The previous example is complemented with a sequence that, by definition, it is known that has a lower probability, the sequence differs only in the last word, and its probability is \(\mathbb P(\text{"a d b d"}) = 0.006907.\)

The procedure described presents the process of modeling a language from the beginning; it starts by assuming that the language is generated from a particular algorithm, then the algorithm is used to estimate a bivariate distribution, which is used to produce a sequence. The sequence is an analogy of a text written in natural language, then the sequence is used to estimate a bivariate distribution, and we can compare both distributions to illustrate that even in a simple process, it is unfeasible to obtain two matrices with the same values.

Overcoming Assumptions

However, some components of the previous formulation are unrealistic for modeling a language. The first one is the addition of the possible sequences of a particular length sum to one, e.g., \(\sum_{x,y,z} \mathbb P(\mathcal X_{\ell-2}=x, \mathcal X_{\ell-1}=y, \mathcal X_\ell=z) = 1\). The implication is that there is a probability distribution for every length, which is not a desirable feature for a language model because the length of a sentence is variable.
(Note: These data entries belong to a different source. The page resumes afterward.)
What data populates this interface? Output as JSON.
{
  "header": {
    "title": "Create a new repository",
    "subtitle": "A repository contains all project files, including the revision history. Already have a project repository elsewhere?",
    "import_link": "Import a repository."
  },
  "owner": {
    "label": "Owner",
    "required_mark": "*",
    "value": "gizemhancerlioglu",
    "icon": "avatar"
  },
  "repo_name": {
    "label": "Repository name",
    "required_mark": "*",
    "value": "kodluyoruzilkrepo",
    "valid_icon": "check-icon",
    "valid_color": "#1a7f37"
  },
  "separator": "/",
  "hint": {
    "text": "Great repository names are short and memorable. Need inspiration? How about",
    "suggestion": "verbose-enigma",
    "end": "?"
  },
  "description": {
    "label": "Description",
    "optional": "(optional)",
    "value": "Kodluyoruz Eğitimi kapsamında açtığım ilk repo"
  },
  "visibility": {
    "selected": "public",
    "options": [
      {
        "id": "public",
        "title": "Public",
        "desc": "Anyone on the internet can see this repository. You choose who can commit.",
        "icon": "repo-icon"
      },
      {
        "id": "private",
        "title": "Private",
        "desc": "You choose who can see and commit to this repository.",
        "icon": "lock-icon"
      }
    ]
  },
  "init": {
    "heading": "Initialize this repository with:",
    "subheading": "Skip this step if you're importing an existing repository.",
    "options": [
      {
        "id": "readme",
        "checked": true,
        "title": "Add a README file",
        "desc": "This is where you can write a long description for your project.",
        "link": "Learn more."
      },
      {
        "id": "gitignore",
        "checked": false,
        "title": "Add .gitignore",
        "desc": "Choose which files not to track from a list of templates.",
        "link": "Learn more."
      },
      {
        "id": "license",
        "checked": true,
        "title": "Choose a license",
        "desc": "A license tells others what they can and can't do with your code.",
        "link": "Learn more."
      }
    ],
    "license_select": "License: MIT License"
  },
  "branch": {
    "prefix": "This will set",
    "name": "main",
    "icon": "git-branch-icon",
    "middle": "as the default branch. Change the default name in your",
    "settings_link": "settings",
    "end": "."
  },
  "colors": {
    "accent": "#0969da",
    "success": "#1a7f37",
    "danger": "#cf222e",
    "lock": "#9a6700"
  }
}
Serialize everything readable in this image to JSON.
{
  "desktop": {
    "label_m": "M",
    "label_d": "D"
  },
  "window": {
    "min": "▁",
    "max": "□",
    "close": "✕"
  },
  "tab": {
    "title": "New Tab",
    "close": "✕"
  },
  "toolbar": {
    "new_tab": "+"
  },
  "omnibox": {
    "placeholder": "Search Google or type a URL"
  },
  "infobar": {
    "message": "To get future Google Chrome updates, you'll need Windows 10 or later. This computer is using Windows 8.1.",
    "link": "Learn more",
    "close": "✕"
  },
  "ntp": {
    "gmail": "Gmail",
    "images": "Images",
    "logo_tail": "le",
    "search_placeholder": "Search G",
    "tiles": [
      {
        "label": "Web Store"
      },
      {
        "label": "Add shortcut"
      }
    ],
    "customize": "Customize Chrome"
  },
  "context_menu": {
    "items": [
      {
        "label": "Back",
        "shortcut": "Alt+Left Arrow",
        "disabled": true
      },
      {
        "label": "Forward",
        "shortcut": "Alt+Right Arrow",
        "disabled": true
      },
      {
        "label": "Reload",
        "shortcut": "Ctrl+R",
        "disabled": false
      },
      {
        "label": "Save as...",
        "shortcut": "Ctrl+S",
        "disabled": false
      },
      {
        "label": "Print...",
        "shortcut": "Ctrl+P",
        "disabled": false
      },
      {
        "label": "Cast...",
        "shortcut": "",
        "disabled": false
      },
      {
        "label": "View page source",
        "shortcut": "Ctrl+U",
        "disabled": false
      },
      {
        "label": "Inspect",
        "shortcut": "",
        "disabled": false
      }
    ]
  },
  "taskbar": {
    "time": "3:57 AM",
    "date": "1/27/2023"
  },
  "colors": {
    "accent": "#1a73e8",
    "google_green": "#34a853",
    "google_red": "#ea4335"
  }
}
The second one is that the first word cannot be estimated using the marginal \(\mathbb P(\mathcal X_r)\); this distribution does not consider that some words are more frequently used to start a sentence. This effect can be incorporated in the model with a starting symbol, e.g., the sequence a b d would be \(\epsilon\) a b d.

The sum of the probabilities of all possible sentences with three words and a starting symbol can be seen in the following equation.

\[\begin{eqnarray} &&\sum_{x, y, z} \mathbb P(\mathcal X_1=\epsilon, \mathcal X_2=x, \mathcal X_3=y, \mathcal X_4=z) \approx \\ &&\sum_{x, y, z} \mathbb P(\mathcal X_4=z \mid \mathcal X_3=y) \mathbb P(\mathcal X_3=y \mid \mathcal X_2=x) \mathbb P(\mathcal X_2=x \mid \mathcal X_1=\epsilon) \mathbb P(\mathcal X_1=\epsilon) =\\ &&\mathbb P(\mathcal X_1=\epsilon) \sum_{x, y, z} \mathbb P(\mathcal X_4=z \mid \mathcal X_3=y) \mathbb P(\mathcal X_3=y \mid \mathcal X_2=x) \mathbb P(\mathcal X_2=x \mid \mathcal X_1=\epsilon) =\\ &&\mathbb P(\mathcal X_1=\epsilon) \sum_{x, y} \mathbb P(\mathcal X_3=y \mid \mathcal X_2=x) \mathbb P(\mathcal X_2=x \mid \mathcal X_1=\epsilon)\sum_z \mathbb P(\mathcal X_4=z \mid \mathcal X_3=y) =\\ &&\mathbb P(\mathcal X_1=\epsilon) \sum_{x} \mathbb P(\mathcal X_2=x \mid \mathcal X_1=\epsilon) \sum_y \mathbb P(\mathcal X_3=y \mid \mathcal X_2=x)=\\ &&\mathbb P(\mathcal X_1=\epsilon) \sum_{x} \mathbb P(\mathcal X_2=x \mid \mathcal X_1=\epsilon) = \mathbb P(\mathcal X_1=\epsilon) = 1 \end{eqnarray}\]

It can be observed that the inclusion of a starting symbol does not solve the problem that there is a probability distribution for every length.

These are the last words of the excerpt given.